Know what gives you energy and what drains it - professionally and personally. If you know you’re facing a draining task - schedule more breaks, schedule a coping skill for the end of the day, make sure you’re eating, and communicate to your boss if you start to struggle. Talking to your boss if you feel you are burning out is important.
Hopefully they have strategies to help you, and ideally one of these is an Employee Assistance Program. If they don’t mention it, ask or utilize HR. Also be mindful of your physical health, mental and physical health can impact one another. Keeping up a steady diet and healthy sleep routine is important.
If it comes to it, you may need to leave. I know this isn’t always practical or plausible, but it may become necessary. You don’t need to love every aspect of your job, but it needs to be exciting enough that you don’t dread getting out of bed every morning.

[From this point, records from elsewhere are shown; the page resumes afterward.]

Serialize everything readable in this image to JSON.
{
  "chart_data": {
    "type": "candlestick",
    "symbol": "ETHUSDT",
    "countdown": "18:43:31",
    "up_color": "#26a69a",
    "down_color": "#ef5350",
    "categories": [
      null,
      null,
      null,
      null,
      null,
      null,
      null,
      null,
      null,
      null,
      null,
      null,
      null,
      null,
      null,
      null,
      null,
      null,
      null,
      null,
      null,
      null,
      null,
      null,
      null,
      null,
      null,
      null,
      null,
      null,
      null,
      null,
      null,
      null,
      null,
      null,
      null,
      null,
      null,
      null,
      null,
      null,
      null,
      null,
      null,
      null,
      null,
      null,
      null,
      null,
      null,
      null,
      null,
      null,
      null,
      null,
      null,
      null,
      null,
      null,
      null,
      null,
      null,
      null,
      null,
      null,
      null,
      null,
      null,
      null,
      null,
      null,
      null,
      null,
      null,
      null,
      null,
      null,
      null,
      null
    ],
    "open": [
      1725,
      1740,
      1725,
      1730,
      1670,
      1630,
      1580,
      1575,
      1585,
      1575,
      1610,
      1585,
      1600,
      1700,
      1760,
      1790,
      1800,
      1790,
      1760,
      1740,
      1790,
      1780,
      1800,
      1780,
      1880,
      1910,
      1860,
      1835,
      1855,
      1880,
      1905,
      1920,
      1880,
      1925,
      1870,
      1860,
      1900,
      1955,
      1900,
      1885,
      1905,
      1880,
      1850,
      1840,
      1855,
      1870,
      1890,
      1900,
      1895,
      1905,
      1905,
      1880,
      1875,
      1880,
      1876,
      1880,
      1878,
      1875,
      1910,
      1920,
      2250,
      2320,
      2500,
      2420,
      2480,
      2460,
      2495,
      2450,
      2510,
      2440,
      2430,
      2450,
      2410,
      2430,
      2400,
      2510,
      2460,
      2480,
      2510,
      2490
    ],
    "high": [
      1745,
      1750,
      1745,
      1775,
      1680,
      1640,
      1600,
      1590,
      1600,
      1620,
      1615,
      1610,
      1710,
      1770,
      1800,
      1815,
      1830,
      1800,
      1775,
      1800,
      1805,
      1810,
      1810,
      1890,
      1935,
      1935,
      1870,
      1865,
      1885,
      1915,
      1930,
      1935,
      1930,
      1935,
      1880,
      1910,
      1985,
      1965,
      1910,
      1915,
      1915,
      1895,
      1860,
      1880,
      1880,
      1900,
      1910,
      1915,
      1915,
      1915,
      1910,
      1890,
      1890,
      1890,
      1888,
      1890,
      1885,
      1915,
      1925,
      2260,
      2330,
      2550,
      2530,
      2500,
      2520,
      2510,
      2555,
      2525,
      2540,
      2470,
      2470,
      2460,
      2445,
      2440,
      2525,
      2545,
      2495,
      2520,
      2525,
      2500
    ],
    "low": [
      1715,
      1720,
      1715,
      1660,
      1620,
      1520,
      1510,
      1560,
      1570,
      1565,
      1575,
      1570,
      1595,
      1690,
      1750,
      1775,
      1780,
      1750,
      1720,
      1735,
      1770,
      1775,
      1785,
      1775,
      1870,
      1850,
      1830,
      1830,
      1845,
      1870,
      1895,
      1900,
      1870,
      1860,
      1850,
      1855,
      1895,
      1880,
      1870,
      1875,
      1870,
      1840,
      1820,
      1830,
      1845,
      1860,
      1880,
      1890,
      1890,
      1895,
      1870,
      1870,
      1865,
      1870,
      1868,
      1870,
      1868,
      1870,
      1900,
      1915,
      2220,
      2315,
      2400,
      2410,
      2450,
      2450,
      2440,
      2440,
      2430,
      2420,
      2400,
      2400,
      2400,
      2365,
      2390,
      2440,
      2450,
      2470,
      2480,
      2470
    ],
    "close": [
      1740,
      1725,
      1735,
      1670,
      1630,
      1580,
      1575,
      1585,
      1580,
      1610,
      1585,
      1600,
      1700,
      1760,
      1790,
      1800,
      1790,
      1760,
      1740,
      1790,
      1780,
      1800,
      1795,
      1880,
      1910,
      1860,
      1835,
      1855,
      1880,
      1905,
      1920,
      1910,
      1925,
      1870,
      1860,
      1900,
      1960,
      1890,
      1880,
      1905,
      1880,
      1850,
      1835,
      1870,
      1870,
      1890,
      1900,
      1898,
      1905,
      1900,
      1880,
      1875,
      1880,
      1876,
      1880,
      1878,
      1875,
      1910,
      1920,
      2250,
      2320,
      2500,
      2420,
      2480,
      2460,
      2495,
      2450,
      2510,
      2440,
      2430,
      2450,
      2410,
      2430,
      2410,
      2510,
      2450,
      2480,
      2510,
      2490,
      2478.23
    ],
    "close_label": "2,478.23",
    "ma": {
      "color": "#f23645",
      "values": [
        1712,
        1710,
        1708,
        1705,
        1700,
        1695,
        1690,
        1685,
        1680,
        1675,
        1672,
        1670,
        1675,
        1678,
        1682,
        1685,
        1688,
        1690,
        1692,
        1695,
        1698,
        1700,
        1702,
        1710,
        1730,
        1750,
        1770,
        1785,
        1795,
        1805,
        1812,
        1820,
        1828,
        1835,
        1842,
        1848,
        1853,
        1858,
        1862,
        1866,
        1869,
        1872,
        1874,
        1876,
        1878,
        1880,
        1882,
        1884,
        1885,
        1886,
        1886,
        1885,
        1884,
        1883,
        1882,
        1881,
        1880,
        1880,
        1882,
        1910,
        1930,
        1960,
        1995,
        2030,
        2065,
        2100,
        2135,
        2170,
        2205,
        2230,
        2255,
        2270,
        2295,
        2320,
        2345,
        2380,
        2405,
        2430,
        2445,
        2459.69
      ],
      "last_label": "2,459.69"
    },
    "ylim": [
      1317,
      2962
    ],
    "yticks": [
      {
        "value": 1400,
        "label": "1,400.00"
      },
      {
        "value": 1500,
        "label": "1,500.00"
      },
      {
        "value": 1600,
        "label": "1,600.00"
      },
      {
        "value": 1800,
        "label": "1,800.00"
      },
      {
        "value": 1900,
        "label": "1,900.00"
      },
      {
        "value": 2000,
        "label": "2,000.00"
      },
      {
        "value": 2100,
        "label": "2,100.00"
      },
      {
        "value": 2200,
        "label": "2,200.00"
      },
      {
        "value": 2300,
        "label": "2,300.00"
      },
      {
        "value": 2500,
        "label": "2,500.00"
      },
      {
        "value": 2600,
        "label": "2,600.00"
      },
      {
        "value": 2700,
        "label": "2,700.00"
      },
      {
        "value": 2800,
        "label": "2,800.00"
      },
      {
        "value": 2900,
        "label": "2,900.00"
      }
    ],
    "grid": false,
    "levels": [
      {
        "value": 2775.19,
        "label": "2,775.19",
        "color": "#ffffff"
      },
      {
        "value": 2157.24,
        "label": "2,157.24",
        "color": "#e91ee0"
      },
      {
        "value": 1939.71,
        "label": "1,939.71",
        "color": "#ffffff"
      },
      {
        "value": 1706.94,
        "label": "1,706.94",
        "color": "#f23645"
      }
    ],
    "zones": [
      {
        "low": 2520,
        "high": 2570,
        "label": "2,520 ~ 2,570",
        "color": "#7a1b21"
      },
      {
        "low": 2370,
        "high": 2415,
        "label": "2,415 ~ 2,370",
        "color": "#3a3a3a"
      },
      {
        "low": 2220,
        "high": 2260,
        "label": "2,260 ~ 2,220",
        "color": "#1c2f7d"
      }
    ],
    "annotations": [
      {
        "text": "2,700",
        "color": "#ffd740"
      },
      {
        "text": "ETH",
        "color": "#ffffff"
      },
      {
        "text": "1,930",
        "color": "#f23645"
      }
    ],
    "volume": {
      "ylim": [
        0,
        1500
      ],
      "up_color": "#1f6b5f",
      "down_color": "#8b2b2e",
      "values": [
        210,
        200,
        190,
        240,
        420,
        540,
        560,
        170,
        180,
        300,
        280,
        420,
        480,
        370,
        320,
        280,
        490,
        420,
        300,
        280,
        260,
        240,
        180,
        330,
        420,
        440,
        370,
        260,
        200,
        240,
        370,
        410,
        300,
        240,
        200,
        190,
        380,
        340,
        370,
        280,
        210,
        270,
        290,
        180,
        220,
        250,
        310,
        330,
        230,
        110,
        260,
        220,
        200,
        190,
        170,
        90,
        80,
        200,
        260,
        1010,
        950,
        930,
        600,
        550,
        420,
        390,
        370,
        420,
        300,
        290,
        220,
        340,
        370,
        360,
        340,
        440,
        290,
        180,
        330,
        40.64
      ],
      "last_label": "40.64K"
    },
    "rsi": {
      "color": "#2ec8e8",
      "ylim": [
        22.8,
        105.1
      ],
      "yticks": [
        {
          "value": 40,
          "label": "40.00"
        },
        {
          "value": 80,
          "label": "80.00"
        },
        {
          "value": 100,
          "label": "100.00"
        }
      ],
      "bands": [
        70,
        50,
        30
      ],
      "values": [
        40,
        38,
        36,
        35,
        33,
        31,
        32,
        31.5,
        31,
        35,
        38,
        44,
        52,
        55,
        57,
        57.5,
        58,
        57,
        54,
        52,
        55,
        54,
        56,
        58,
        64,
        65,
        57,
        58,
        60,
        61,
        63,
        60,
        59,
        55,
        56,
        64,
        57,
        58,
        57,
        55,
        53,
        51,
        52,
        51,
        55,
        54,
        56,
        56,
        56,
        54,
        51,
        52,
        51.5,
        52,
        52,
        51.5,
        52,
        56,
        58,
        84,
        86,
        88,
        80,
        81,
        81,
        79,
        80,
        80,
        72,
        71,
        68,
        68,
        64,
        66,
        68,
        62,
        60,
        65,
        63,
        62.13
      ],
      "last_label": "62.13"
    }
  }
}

If you're exhausted, feeling negative toward your work and struggling to perform - AND it's impacting your social life, you may need to consider a job change. With 94% of people saying they work over 50 hrs a week it’s safe to say we spend A LOT of time at work making it important that you at least genuinely like what you do.
I can’t express how important it is to practice self-care. And this can be done at work too. Breaks are necessary. Try not to work through the entire day. And on those breaks there are simple self-care things you can do - read, journal, go for a walk, call a friend… simple, easy, quick. And outside of work (because there is an outside of work) continue to enjoy life and do the things you enjoy.
Compassion fatigue and burnout are just two of the unfortunate aspects of adulting. Both are very real experiences and can have a total impact on a person. When it comes to burnout specifically, it’s important we are able to acknowledge when we are struggling at work and rebalance that work-life balance throughout our careers. You can still be a star employee while taking care of and prioritizing the one thing in life that is most important… you.